As for the vindication suggested by Jennings and Brokaw, both were apparently referring to a 1992 statement from Soviet General Volkogonov that the KGB archives contained no evidence that Hiss had spied for the Soviet Union. But as even The New York Times obituary on Saturday noted, "he conceded that he could not rule out the possibility that some records have been overlooked or destroyed."

The New York Times story continued: "In 1993, Maria Schmidt, a Hungarian historian doing research on the Hungarian secret police, said she had discovered a stack of documents among the files of the Interior Ministry in Budapest that implicated Mr. Hiss as a communist spy."

Finally, earlier this year the National Security Agency released a 1945 message to Moscow from a Soviet spy in Washington that identified a State Department official as an agent code-named "Ales." As the Times reported, "There was a notation by someone at the National Security Agency suggesting Ales was 'probably Alger Hiss.'"

2) The November 13 CyberAlert reported that ABC's World News Tonight on Tuesday, November 12 aired a story on the Commerce Department launching an investigation of whether John Huang raised money for the DNC while he was at Commerce and whether he really cut off all contact with the Lippo Indonesian conglomerate where he formerly worked.

NBC Nightly News and CBS Evening News that night: No story. And the blackout has continued, a review of broadcast network evening shows through November 16 found:

  • The November 13 Washington Post reported the Commerce Department investigation and that DNC Chairman Don Fowler conceded the party failed the check the legitimacy of donors. The Washington Times reported on page one that Huang met with Webster Hubbell after Hubbell resigned but before he plead guilty: "At the time of the meeting, Mr. Huang had been at the Commerce Department for 15 days after his resignation as vice chairman of the Indonesian-based Lippo Group. Hubbell was on the Lippo payroll after his 1994 resignation and was negotiating with independent counsel Kenneth Starr for testimony in the Whitewater probe."

Network stories: None.

  • The November 14 Washington Post picked up the Washington Times story on the Huang/Hubbell meeting and detailed how Huang simultaneously worked at Commerce and raised DNC money.

Network stories: None.

  • A front page story in the November 15 Los Angeles Times recounted how large donations to the DNC followed a few days after businessmen met Huang at Commerce. Also on Friday, The Wall Street Journal revealed that Mark Middleton, the White House aide involved in fundraising in Taiwan with Huang, "entertained clients or potential clients in the White House staff restaurant after he left the government and set up his own consulting company."

Network stories: None

  • The Saturday, November 16 New York Times reported that in an interview with the paper Clinton admitted "that he twice discussed policy about Indonesia and China with James Riady, the Indonesian financier, Democratic contributor and longtime friend of Mr. Clinton who is at the center of several inquiries into the influence of foreign money in Washington."

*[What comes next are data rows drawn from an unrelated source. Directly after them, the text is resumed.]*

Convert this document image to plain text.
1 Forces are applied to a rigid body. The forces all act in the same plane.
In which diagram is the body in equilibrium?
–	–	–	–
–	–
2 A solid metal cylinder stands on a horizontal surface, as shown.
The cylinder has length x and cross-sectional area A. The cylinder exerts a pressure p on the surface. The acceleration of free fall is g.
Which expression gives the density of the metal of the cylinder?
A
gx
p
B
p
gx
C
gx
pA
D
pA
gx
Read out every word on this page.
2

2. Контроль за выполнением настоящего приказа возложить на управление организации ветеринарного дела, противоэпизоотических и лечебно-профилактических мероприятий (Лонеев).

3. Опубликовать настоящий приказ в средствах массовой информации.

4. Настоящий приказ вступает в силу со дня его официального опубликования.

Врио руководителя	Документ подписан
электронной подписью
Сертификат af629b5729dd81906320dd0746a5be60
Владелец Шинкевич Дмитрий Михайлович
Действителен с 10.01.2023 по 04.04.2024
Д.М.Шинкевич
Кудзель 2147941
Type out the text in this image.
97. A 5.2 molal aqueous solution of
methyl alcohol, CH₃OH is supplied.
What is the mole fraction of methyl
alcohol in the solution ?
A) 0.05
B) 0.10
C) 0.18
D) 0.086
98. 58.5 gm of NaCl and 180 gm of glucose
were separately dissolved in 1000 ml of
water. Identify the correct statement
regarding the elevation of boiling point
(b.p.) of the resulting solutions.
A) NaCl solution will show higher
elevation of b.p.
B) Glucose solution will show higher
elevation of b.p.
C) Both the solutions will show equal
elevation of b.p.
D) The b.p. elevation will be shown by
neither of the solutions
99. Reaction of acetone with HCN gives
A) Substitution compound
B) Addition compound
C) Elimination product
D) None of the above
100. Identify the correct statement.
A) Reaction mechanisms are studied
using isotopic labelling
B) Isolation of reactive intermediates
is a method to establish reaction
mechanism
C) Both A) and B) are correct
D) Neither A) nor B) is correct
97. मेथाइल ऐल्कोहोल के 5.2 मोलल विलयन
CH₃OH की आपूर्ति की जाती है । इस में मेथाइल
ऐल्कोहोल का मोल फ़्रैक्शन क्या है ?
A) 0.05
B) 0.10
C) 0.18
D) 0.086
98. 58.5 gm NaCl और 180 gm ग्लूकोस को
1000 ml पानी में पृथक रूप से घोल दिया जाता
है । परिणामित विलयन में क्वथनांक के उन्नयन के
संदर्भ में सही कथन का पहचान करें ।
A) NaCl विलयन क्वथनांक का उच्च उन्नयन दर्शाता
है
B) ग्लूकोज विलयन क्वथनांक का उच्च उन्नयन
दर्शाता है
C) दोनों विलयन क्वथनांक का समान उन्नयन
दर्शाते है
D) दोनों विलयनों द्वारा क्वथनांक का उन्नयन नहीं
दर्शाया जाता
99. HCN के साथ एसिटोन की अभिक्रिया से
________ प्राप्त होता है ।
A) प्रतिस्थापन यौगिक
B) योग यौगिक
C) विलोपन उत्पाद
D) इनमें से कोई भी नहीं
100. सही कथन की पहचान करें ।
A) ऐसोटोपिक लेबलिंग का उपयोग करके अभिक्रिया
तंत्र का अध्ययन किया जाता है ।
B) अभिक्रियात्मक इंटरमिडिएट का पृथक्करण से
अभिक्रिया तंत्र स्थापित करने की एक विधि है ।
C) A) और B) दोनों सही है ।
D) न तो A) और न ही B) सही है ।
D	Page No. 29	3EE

Network stories: None on NBC Nightly News, the only one to air in D.C. in Saturday.

3) On Friday The Washington Post's John Carmody reported: "Senior presidential adviser George Stephanopoulos lunched in Manhattan yesterday with ABC News President Roone Arledge and his top aide, Joanna Bistany. Network sources say Stephanopoulos, who has said he plans to leave the White House soon, is being considered as a contributor to Sunday morning's This Week as the program undergoes changes following David Brinkley's retirement as moderator, and on other news programs, including Good Morning America."

Just when you thought there were enough liberals on network television ABC wants to hire another.